Alors qu'on attendait le Rondo Capriccioso de Saint-Saëns, le programme annonce la Fantaisie de Schubert : encore une belle métaphore du chemin parcouru par le violoniste. L'œuvre n'est pas moins redoutable mais demande une qualité d'introspection qui fait défaut au rondo virtuose. Dans le sillage de David Oistrakh, Vengerov allie un calme olympien à une déconcertante habileté instrumentale. De l'école russe dont il est issu, il conserve l'uniformité du timbre dans les différents répertoires, avec l'exploit de ne commettre aucune faute de goût : ah, ces forte subito pachydermiques sur la corde de sol ! Cette marque de fabrique du jeune Vengerov – un fameux live du concerto de Sibelius à Cologne en rend compte – est ici fort perceptible, mais épouse étonnamment sans effort le phrasé schubertien.
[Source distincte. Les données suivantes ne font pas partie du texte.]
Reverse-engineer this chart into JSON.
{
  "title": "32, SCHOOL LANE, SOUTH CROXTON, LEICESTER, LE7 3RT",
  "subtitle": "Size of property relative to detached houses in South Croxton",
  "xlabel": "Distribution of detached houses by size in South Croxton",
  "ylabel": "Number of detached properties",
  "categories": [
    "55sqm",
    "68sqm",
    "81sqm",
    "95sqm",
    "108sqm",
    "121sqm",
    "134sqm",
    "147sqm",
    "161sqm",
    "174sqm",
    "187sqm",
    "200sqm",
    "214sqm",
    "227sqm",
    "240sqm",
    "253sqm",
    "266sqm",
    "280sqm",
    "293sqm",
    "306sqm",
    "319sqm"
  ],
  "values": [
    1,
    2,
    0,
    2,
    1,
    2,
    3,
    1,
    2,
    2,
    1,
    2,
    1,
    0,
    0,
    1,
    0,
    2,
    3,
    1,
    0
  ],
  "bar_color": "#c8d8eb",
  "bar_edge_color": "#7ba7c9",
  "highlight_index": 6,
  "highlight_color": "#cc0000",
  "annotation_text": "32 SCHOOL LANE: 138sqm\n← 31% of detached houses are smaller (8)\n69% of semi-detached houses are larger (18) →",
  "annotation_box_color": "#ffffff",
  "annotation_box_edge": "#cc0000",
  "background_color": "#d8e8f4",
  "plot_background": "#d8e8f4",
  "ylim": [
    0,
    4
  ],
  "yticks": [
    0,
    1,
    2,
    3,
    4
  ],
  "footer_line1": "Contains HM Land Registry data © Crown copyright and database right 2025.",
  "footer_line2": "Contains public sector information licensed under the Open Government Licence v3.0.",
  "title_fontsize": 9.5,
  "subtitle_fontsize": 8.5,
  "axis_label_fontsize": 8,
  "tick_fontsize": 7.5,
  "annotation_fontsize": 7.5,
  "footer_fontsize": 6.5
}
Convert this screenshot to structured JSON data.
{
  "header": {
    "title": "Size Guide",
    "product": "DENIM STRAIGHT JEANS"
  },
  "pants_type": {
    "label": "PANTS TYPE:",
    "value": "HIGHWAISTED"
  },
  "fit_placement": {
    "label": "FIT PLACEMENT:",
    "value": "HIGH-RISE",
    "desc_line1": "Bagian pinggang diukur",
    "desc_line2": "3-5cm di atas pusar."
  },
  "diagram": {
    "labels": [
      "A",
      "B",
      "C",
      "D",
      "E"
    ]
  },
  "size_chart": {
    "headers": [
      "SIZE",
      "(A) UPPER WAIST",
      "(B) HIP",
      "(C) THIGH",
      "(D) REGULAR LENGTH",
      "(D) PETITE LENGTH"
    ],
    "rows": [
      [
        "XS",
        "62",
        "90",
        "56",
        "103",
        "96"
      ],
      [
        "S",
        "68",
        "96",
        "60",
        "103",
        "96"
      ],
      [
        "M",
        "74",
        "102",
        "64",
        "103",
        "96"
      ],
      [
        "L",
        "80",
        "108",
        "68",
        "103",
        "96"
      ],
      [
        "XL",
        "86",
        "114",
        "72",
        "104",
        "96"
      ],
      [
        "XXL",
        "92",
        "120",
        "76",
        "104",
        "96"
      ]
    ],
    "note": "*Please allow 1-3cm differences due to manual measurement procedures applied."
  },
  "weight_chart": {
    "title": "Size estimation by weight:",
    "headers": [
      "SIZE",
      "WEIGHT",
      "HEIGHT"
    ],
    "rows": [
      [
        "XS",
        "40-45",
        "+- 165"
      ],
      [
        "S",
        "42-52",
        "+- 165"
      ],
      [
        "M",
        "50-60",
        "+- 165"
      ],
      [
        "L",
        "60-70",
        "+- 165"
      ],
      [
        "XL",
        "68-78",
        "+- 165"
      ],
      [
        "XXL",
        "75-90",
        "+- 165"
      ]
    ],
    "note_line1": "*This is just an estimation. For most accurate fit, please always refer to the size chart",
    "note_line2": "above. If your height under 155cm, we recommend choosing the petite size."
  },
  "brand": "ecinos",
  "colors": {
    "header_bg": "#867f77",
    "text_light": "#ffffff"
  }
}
Il faut dire que derrière lui, Roustem Saïtkoulov souffle le vent de la liberté : rare et impeccable exemple d'un artiste exceptionnel assumant pleinement son rôle « d'accompagnateur », à la façon d'un Emmanuel Bay ou d'un Gerald Moore au temps de Heifetz et de Fischer-Dieskau.

La fin de la soirée sera consacrée à quatre miniatures brahmsiennes : l'efficace scherzo de la Sonate F-A-E permet au violoniste d'incarner toujours plus cette figure d'autorité enflammée que sa nouvelle posture lui confère. L'art du spiccato est consommé chez Vengerov, allant du halètement incertain aux coups de griffe quasi battato. C'est particulièrement sensible dans les trois Danses hongroises, arrangées par Joachim auquel la sonorité de Vengerov semble rendre un discret hommage depuis le début du concert. Le tourbillon s'annonce toujours plus virtuose, alors que des staccato, arpèges dégainés à toute vitesse, et d'inattendus pizzicati de la main gauche se font entendre.

La tornade sera de courte durée : deux bis inattendus (les mouvements centraux des sonates d’Elgar et Ravel) achèvent la consécration de Vengerov comme artiste complet, caracolant avec humour et intelligence sur le chemin étroit réconciliant le virtuose et le musicien. Vengerov a trouvé son point d’équilibre. La dernière des réjouissances de la soirée sera de comprendre que ce moment de grâce n’a rien d’une exception, et qu’on peut espérer revoir l’artiste dans la même forme lors de ses prochains récitals.